Inspired Stone

February 18, 2011, 6:19 am
Filed under: cartography, Mountain | Tags: , , ,

My first steps into geographic analysis were to experiment with GIS and get the geographic data into a format I understood and could use. Now the fun starts.

I have a keen interest in the ridge lines of alpine terrain, which I’m sure is influenced by my passion for climbing. So my first idea was to develop an algorithm and computational routine to identify the ridge lines in an elevation map. I started with a small elevation map, shown below, covering the area immediately around Mt. Whitney. Lighter colors correspond with higher elevation (the summit of Mt. Whitney is at the center). Just looking at the image, it’s not difficult to identify the major ridge lines, like the ones I outlined in red.
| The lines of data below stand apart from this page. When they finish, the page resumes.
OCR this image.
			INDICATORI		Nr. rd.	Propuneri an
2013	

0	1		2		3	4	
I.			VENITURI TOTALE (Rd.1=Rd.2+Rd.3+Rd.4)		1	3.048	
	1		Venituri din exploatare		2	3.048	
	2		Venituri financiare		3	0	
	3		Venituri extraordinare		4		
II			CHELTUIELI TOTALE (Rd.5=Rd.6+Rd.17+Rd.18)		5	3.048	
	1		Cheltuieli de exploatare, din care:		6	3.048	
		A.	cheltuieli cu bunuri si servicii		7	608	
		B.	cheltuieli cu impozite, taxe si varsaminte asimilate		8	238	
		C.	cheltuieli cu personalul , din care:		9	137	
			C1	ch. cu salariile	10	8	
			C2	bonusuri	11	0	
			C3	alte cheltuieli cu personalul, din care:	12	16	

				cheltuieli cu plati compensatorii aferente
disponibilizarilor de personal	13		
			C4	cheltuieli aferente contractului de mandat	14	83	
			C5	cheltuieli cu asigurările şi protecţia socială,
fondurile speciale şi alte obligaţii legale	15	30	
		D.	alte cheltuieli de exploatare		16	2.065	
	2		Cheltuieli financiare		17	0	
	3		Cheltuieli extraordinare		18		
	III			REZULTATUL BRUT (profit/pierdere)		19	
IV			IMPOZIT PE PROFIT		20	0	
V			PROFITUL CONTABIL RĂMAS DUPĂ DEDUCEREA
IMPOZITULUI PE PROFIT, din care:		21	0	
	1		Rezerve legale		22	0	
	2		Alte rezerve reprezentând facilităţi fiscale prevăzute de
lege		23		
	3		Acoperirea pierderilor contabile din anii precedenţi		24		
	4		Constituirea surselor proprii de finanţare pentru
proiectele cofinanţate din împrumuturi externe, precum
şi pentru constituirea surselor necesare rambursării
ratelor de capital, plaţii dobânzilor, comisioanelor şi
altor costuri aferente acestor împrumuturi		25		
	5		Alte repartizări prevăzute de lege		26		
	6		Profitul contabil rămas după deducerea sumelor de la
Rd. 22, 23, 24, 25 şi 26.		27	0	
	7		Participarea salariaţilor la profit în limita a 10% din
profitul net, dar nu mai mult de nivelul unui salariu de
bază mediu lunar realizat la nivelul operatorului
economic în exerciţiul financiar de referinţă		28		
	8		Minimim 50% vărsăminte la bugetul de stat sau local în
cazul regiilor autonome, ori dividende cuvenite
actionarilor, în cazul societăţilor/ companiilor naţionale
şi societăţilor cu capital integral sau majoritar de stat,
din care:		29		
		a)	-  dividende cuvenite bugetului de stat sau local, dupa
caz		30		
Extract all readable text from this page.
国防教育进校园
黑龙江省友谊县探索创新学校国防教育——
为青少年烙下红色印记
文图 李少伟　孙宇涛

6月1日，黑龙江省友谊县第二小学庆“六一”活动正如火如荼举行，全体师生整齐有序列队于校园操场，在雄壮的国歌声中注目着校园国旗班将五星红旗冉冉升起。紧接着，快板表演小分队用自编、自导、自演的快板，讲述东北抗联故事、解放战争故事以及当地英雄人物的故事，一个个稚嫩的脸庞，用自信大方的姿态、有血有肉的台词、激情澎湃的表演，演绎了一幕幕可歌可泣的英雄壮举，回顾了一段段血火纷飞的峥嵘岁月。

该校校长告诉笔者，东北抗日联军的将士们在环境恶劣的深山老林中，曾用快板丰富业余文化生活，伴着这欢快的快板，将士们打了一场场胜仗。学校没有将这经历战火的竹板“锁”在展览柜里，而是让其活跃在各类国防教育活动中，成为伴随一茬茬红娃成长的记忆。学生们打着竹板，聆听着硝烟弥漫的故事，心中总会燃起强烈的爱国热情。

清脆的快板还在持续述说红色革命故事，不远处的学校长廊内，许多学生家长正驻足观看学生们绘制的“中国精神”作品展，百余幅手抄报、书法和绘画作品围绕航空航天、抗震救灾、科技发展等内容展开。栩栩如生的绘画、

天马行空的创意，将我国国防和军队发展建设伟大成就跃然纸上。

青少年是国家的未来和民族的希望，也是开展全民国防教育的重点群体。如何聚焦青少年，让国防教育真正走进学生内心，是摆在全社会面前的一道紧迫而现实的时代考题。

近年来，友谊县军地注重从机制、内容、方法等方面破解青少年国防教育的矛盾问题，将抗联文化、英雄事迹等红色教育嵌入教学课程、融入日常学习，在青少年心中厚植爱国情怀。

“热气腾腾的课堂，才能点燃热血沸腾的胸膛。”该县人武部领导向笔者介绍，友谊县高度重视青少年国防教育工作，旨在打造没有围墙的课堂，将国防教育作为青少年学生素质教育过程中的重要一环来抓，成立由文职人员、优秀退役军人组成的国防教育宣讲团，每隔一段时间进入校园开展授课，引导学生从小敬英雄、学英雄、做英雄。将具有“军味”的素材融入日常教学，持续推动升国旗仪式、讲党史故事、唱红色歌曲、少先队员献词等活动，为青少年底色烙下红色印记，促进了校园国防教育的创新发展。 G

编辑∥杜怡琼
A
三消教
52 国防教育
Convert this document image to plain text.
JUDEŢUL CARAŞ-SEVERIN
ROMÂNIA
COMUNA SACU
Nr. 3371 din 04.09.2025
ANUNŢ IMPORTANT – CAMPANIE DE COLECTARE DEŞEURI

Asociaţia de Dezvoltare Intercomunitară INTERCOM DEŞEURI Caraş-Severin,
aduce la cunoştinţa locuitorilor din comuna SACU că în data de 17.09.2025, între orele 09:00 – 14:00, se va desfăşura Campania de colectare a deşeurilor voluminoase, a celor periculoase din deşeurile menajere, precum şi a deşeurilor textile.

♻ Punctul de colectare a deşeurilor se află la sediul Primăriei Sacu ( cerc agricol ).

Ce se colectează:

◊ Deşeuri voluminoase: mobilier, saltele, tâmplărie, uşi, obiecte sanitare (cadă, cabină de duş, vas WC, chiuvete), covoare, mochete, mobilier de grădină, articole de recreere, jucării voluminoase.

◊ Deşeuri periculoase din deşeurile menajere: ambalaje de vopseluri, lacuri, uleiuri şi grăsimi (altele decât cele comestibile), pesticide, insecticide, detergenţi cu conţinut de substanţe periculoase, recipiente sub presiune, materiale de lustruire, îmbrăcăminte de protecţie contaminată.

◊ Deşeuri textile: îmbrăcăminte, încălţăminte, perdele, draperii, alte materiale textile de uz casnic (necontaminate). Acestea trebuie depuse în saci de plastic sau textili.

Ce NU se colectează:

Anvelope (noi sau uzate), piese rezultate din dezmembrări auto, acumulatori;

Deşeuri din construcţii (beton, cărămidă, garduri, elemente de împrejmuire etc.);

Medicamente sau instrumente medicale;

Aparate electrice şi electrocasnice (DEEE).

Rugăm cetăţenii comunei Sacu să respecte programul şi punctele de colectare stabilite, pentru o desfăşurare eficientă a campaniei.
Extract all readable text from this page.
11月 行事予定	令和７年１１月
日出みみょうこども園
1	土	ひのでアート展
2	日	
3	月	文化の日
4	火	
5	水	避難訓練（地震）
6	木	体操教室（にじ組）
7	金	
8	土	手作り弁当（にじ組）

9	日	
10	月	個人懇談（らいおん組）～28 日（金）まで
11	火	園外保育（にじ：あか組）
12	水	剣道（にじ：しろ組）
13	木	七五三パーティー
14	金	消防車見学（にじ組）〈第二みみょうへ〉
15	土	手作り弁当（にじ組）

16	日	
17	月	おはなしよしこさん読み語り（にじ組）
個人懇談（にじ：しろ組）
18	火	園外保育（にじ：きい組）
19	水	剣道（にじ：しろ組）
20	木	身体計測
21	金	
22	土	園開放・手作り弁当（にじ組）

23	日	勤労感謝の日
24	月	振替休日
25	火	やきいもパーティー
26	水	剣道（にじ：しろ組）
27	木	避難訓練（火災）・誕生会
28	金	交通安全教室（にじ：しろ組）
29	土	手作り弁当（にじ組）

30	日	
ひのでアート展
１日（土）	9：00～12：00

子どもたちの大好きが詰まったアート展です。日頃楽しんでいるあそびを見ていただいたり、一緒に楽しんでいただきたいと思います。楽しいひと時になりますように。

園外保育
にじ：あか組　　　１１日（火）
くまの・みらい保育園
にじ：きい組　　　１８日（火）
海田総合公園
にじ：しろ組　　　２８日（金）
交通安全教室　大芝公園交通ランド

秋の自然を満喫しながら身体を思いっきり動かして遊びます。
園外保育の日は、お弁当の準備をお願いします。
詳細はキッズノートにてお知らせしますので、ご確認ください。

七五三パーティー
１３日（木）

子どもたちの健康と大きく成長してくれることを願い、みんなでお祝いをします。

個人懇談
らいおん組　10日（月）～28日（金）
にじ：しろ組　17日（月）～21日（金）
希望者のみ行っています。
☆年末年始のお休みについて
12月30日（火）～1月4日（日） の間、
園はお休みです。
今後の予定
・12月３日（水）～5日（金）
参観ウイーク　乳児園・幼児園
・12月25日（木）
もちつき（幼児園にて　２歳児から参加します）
Telling a computer how to do the same thing is not easy.

In my first attempt, I wrote a short octave script that would find the locations where the elevation sloped downward in both east and west, or north and south (if it slopes downward in all four directions, than it’s a peak). The image below displays a white pixel wherever a ridge was identified. The result is mediocre. Of course there are minor ridges identified (like the ones on the west slope of Whitney, which are truly there), but the bigger problem is that even the major ridge lines are discontinuous.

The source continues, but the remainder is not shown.